My doctor ran a brief EKG test and saw no problems. She wrote me a prescription for heartburn medication and referred me to the cardiology department for a stress test. The cardiology department couldn’t get me in for almost two weeks, so I took the heartburn meds and waited.
It was not heartburn…
Things went downhill during that couple of weeks, with more and more shortness of breath, and the pressure in my chest turning to pain. Sharp pain. I knew, like the Warren Zevon song goes, my shit was fucked up. By the day of the stress test, I couldn’t walk a hundred feet without intense chest pain. I failed that test miserably, had to abort before I could get my heart rate up to the target. They gave me some nitroglycerin pills and scheduled a catheterization for two days later. The last couple of days before the catheterization were rough, constant chest pain, panting like a bulldog, with a wicked headache from the nitroglycerin. And the overwhelming feeling of dread was like nothing I have ever experienced. I went to sleep at night wondering if I would wake up.
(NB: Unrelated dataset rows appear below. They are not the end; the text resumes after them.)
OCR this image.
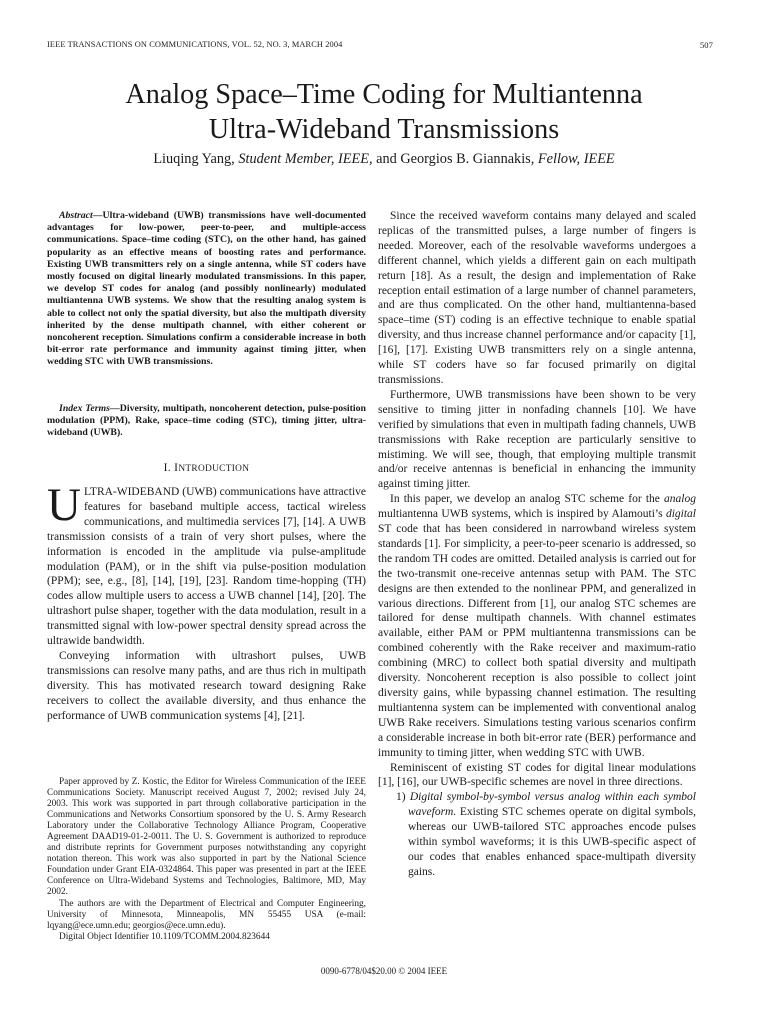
IEEE TRANSACTIONS ON COMMUNICATIONS, VOL. 52, NO. 3, MARCH 2004	507
Analog Space–Time Coding for Multiantenna
Ultra-Wideband Transmissions
Liuqing Yang, Student Member, IEEE, and Georgios B. Giannakis, Fellow, IEEE
Abstract—Ultra-wideband (UWB) transmissions have well-documented advantages for low-power, peer-to-peer, and multiple-access communications. Space–time coding (STC), on the other hand, has gained popularity as an effective means of boosting rates and performance. Existing UWB transmitters rely on a single antenna, while ST coders have mostly focused on digital linearly modulated transmissions. In this paper, we develop ST codes for analog (and possibly nonlinearly) modulated multiantenna UWB systems. We show that the resulting analog system is able to collect not only the spatial diversity, but also the multipath diversity inherited by the dense multipath channel, with either coherent or noncoherent reception. Simulations confirm a considerable increase in both bit-error rate performance and immunity against timing jitter, when wedding STC with UWB transmissions.
Index Terms—Diversity, multipath, noncoherent detection, pulse-position modulation (PPM), Rake, space–time coding (STC), timing jitter, ultra-wideband (UWB).
I. INTRODUCTION

ULTRA-WIDEBAND (UWB) communications have attractive features for baseband multiple access, tactical wireless communications, and multimedia services [7], [14]. A UWB transmission consists of a train of very short pulses, where the information is encoded in the amplitude via pulse-amplitude modulation (PAM), or in the shift via pulse-position modulation (PPM); see, e.g., [8], [14], [19], [23]. Random time-hopping (TH) codes allow multiple users to access a UWB channel [14], [20]. The ultrashort pulse shaper, together with the data modulation, result in a transmitted signal with low-power spectral density spread across the ultrawide bandwidth.

Conveying information with ultrashort pulses, UWB transmissions can resolve many paths, and are thus rich in multipath diversity. This has motivated research toward designing Rake receivers to collect the available diversity, and thus enhance the performance of UWB communication systems [4], [21].

Paper approved by Z. Kostic, the Editor for Wireless Communication of the IEEE Communications Society. Manuscript received August 7, 2002; revised July 24, 2003. This work was supported in part through collaborative participation in the Communications and Networks Consortium sponsored by the U. S. Army Research Laboratory under the Collaborative Technology Alliance Program, Cooperative Agreement DAAD19-01-2-0011. The U. S. Government is authorized to reproduce and distribute reprints for Government purposes notwithstanding any copyright notation thereon. This work was also supported in part by the National Science Foundation under Grant EIA-0324864. This paper was presented in part at the IEEE Conference on Ultra-Wideband Systems and Technologies, Baltimore, MD, May 2002.

The authors are with the Department of Electrical and Computer Engineering, University of Minnesota, Minneapolis, MN 55455 USA (e-mail: lqyang@ece.umn.edu; georgios@ece.umn.edu).

Digital Object Identifier 10.1109/TCOMM.2004.823644

Since the received waveform contains many delayed and scaled replicas of the transmitted pulses, a large number of fingers is needed. Moreover, each of the resolvable waveforms undergoes a different channel, which yields a different gain on each multipath return [18]. As a result, the design and implementation of Rake reception entail estimation of a large number of channel parameters, and are thus complicated. On the other hand, multiantenna-based space–time (ST) coding is an effective technique to enable spatial diversity, and thus increase channel performance and/or capacity [1], [16], [17]. Existing UWB transmitters rely on a single antenna, while ST coders have so far focused primarily on digital transmissions.

Furthermore, UWB transmissions have been shown to be very sensitive to timing jitter in nonfading channels [10]. We have verified by simulations that even in multipath fading channels, UWB transmissions with Rake reception are particularly sensitive to mistiming. We will see, though, that employing multiple transmit and/or receive antennas is beneficial in enhancing the immunity against timing jitter.

In this paper, we develop an analog STC scheme for the analog multiantenna UWB systems, which is inspired by Alamouti’s digital ST code that has been considered in narrowband wireless system standards [1]. For simplicity, a peer-to-peer scenario is addressed, so the random TH codes are omitted. Detailed analysis is carried out for the two-transmit one-receive antennas setup with PAM. The STC designs are then extended to the nonlinear PPM, and generalized in various directions. Different from [1], our analog STC schemes are tailored for dense multipath channels. With channel estimates available, either PAM or PPM multiantenna transmissions can be combined coherently with the Rake receiver and maximum-ratio combining (MRC) to collect both spatial diversity and multipath diversity. Noncoherent reception is also possible to collect joint diversity gains, while bypassing channel estimation. The resulting multiantenna system can be implemented with conventional analog UWB Rake receivers. Simulations testing various scenarios confirm a considerable increase in both bit-error rate (BER) performance and immunity to timing jitter, when wedding STC with UWB.

Reminiscent of existing ST codes for digital linear modulations [1], [16], our UWB-specific schemes are novel in three directions.

1) Digital symbol-by-symbol versus analog within each symbol waveform. Existing STC schemes operate on digital symbols, whereas our UWB-tailored STC approaches encode pulses within symbol waveforms; it is this UWB-specific aspect of our codes that enables enhanced space-multipath diversity gains.

0090-6778/04$20.00 © 2004 IEEE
Long story short, I have an inch-and-a-half long stent in my right coronary artery now. The cardiologist said the artery was 99% blocked, but during the minute or so he was using the angioplasty balloon to mash down the fat and stretch the artery out enough to place the stent, it was 100% blocked. And let me tell you, that hurts. It hurt for a few days afterward, and I can still feel exactly where it is in my chest. It’s not pain, just that lump-in-the-throat feeling of dread like I had in the beginning. I hope that feeling of dread goes away. It doesn’t help that I read the stent manufacturer’s patient information guide. It has a list of adverse events, in alphabetical order. The first one listed is abrupt stent closure. That sounds unpleasant.